A range based loop could be a cleaner solution:

for (const auto& i : a)
{

}

Here, i is a const reference to an element of container a.

Otherwise, if you need the index, or if you don't want to loop over the entire range, you can get the type with decltype(a.size()).

for (decltype(a.size()) i = 0; i < a.size(); ++i) {
}

Answer 2

Depending on what you want to do inside the loop and the capabilities of your compiler, range-based for loop might be a better solution.

All of your presented solutions are not bad in most situations, with minor differences Your first solution is actually worse choice and that's exactly what your compiler tells you. Second solution is better but if you want to avoid directly defining types for simplicity or some future changes, you can do the following:

auto n = a.size();
for (decltype(n) i = 0; i < n; i++) {
}

This way you bind the i and n types to always match each other.

Answer 3

If you used the correct literal, you'd be fine: 0U. auto sees a literal of type int, so that is the type of i. Add the U and it will see an unsigned int literal instead. Otherwise, you'd want to make use of decltype as others suggested, especially since sizeof(size_t) may be greater than sizeof(int) (it is on Windows, OS X, etc. if running in 64-bit long mode).

Answer 4

Trying to be const-correct whenever possible, I usually write:

const auto n(a.size());
for (auto i = decltype(n){0}; i < n; ++i)
{
}

It isn't very concise, but it's clear that you want a variable initialized to 0 of n's type (and n is const).

Answer 5

For discussion:

auto n = a.size();
for (auto i = n-n; i<n; ++i) {
}

Note that for types smaller than int, the substraction result widens to int (called integer promotion).

Answer 6

Here's a simple & cleaner solution to make it work.

for(auto i: a)
{
}

Answer 7

Using unsigned types would pose a problem in case of expressions like the following:

for (auto i = 0u; i < a.size() - k; ++i) ...

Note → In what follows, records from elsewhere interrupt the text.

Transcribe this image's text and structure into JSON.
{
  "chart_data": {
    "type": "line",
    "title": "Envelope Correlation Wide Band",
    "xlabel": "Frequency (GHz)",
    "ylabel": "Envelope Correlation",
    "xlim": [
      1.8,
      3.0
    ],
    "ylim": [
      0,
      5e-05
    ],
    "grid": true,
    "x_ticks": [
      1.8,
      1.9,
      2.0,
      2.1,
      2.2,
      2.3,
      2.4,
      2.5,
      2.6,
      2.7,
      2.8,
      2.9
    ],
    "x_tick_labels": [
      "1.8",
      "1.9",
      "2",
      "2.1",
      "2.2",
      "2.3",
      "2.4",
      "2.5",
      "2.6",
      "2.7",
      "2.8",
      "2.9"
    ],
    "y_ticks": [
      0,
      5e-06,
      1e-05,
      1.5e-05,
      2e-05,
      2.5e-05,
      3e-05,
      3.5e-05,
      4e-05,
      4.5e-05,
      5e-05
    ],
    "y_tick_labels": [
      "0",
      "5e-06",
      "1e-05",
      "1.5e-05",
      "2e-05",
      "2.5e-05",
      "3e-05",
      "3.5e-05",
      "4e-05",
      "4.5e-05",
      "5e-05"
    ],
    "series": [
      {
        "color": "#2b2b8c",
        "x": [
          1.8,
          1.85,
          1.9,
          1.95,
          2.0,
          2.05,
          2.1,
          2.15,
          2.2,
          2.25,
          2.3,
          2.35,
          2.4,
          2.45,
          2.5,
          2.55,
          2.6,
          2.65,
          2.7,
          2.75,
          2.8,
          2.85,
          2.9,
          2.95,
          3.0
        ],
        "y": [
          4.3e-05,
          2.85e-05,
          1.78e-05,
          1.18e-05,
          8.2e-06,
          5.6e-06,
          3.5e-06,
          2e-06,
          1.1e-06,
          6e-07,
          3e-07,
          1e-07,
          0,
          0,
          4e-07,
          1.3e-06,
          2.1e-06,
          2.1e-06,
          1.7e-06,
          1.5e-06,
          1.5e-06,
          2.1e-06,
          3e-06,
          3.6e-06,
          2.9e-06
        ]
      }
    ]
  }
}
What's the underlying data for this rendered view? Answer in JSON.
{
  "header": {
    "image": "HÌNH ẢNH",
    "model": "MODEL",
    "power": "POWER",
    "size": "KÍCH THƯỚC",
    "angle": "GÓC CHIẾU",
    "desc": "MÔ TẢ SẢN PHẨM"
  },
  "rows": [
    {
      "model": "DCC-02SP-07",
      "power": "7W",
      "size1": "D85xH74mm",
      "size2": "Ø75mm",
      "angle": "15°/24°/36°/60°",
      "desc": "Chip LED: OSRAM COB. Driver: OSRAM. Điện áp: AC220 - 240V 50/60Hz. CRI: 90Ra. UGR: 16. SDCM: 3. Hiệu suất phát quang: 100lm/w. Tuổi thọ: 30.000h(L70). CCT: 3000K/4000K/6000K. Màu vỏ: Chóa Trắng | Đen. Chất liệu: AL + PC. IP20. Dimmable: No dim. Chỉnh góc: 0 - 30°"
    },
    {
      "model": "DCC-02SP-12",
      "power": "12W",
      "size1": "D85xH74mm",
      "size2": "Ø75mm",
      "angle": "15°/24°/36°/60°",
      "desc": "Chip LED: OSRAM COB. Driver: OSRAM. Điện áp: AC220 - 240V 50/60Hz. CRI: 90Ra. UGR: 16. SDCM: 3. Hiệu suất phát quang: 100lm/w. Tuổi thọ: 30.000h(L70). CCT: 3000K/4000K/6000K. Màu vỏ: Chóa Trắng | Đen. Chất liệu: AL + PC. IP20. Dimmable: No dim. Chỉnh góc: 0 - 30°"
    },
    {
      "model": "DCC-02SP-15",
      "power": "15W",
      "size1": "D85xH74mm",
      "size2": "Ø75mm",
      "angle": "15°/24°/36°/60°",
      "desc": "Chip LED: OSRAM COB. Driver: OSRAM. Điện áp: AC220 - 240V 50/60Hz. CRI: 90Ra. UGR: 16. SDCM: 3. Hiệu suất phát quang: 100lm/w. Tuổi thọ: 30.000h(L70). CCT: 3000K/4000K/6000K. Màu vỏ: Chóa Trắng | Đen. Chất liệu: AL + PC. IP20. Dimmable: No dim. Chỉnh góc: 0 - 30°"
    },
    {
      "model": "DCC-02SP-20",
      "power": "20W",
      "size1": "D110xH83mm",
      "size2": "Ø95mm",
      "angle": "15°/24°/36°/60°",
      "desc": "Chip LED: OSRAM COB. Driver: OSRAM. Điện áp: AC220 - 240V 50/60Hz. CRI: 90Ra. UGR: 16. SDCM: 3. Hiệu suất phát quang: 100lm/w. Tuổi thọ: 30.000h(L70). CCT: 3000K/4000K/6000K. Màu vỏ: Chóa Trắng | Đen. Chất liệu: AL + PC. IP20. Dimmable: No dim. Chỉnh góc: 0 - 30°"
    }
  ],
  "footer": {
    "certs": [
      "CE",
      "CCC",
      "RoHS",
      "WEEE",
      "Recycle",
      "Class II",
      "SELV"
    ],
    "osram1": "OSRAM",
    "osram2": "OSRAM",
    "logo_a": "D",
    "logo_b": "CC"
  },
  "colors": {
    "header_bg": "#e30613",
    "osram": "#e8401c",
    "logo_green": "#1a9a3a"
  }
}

I propose two options instead. The first one (editors choice):

for (auto i = 0; i < static_cast<int>(a.size()); ++i) ...

and if you are fine with using a type which is bigger in size than size_t:

for (auto i = 0ll; i < a.size(); ++i) ...

Otherwise, if the type of the operand with signed integer type can represent all of the values of the type of the operand with unsigned integer type, the operand with unsigned integer type shall be converted to the type of the operand with signed integer type. [expr.arith.conv]

Answer 8

for ( decltype (a.size()) i = 0; i < a.size(); i++) {...}

I hope this helps.

Answer 9

for(auto n = a.size(), i = 0; i != n; ++i) {
}

...is probably the cleanest solution if you need the to access the index, as well as the actual element.

Update:

for(auto n = a.size(), i = n*0; i != n; ++i) {
}

Would be a workaround for Richard Smiths comment, although it doesn't look that clean anymore.